Electronic nose 'can detect cancer'

Experimental studies demonstrated that trained sniffer dogs can smell cancer but a so-called electronic nose has proved more reliable

Experimental studies demonstrated that trained sniffer dogs can smell cancer but a so-called electronic nose has proved more reliable

First published in National News © by

An electronic nose may be used to sniff out prostate cancer in future following a successful pilot trial.

The ChemPro 100 eNose was used to test the "headspace", or air above samples of patients' urine.

In the study, it proved at least as accurate as the standard PSA (Prostate Specific Antigen) blood test used as the first stage in diagnosing prostate cancer.

Lead scientist Dr Niku Oksala, from Tampere University in Finland, said: "The performance with the eNose matches that of PSA results in previous literature and the results are achieved rapidly and in a completely non-invasive manner.

"PSA is known to correlate positively with prostate volume, which is a potential source of diagnostic error when comparing prostate cancer with benign disease. According to our current analysis, prostate volume did not affect the eNose results, potentially indicating high specificity of our sensor array to cancer."

The history of the test can be traced back to reports in the 1980s of dogs detecting prostate cancer in their owners.

Experimental studies demonstrated that trained sniffer dogs really can smell cancer, but variations in their performance meant they were of little practical help.

Instead scientists have turned to electronic nose technology routinely used in the food industry and agriculture, as well as by the military.
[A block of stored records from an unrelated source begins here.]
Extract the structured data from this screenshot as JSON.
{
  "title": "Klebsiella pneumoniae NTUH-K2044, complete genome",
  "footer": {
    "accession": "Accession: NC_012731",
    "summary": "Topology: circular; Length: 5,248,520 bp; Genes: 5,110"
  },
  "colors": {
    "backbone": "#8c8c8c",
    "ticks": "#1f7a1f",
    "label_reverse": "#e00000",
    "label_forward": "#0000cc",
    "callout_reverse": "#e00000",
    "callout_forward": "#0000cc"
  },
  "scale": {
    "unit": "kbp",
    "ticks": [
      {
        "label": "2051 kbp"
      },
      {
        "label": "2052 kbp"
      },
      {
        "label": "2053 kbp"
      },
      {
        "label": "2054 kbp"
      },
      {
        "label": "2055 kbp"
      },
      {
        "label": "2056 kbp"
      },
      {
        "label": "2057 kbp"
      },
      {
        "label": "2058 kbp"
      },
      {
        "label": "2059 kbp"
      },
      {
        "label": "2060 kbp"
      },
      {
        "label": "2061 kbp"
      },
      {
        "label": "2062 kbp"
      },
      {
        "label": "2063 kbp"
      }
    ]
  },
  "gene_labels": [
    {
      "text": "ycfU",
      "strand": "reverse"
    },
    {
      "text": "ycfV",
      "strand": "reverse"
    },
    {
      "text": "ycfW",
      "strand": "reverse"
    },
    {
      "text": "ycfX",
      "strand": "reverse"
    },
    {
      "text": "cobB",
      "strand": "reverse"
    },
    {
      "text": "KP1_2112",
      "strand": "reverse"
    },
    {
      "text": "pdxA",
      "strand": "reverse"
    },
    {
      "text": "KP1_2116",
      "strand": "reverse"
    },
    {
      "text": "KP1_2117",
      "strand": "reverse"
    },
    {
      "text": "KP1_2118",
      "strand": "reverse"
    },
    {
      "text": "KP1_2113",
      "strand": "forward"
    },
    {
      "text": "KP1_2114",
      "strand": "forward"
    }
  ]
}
"eNoses have been studied in various medical applications, including early detection of cancer, especially from exhaled air," said Dr Oksala. "However, exhaled air is a problematic sample material since it requires good co-operation and technique from the patient and immediate analysis, while urine is simple to attain and store, and is therefore more feasible in clinical practice.

"Preliminary data suggested that detection of urologic malignancies from urine headspace was possible. Our own preliminary results on prostate cancer cells encouraged us to launch this prospective clinical study."
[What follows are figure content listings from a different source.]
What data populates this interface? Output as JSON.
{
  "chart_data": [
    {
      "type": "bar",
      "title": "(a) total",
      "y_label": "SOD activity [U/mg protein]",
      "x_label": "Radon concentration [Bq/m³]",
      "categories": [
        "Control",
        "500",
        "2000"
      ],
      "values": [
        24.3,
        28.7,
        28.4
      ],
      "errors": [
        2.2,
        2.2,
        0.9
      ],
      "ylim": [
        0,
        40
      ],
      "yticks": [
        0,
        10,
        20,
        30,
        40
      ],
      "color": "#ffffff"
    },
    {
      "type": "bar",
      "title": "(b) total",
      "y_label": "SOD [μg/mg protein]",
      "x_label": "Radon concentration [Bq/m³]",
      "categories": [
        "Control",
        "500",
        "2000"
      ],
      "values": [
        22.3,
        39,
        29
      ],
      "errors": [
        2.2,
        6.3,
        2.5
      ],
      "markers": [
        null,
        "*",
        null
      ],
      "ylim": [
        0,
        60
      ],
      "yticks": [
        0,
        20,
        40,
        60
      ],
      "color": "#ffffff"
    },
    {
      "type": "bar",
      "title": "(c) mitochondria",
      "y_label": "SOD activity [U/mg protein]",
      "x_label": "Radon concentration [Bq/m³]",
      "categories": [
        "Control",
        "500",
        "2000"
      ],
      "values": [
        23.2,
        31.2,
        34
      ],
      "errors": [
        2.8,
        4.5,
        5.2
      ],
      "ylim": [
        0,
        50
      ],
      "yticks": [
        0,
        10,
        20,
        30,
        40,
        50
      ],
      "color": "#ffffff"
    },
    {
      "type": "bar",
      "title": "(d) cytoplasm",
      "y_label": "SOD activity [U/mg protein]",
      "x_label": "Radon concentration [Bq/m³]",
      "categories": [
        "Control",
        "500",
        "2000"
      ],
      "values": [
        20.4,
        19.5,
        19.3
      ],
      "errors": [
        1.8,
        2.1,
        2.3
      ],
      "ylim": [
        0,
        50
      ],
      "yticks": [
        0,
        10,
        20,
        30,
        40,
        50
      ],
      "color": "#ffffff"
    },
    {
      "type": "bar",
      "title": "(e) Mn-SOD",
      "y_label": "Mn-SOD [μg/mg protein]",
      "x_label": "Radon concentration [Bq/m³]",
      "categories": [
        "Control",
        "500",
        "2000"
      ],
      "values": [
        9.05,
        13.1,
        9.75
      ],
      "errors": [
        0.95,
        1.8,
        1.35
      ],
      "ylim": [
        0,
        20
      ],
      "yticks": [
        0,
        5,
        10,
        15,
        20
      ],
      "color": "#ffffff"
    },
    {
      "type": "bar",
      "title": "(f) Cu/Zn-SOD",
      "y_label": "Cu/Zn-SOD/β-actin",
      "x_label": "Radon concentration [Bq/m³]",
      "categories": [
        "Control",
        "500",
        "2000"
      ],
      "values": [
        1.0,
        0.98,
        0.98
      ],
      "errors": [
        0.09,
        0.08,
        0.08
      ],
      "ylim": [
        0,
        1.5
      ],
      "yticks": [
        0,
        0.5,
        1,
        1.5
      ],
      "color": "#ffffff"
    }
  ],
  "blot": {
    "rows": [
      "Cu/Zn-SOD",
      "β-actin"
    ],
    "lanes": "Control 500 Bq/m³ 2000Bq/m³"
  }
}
The eNose consists of a cluster of electronic sensors which respond to odours to provide a distinctive "smell print".

In the trial involving 65 patients with diagnosed prostate cancer and non-cancerous prostate enlargement, it was able to distinguish between the two conditions.

The eNose achieved a "sensitivity" - the ability to detect patients with cancer - of 78%, the scientists reported in the Journal of Urology. It also had a "specificity" - the ability to avoid wrongly picking out patients without cancer - of 67%.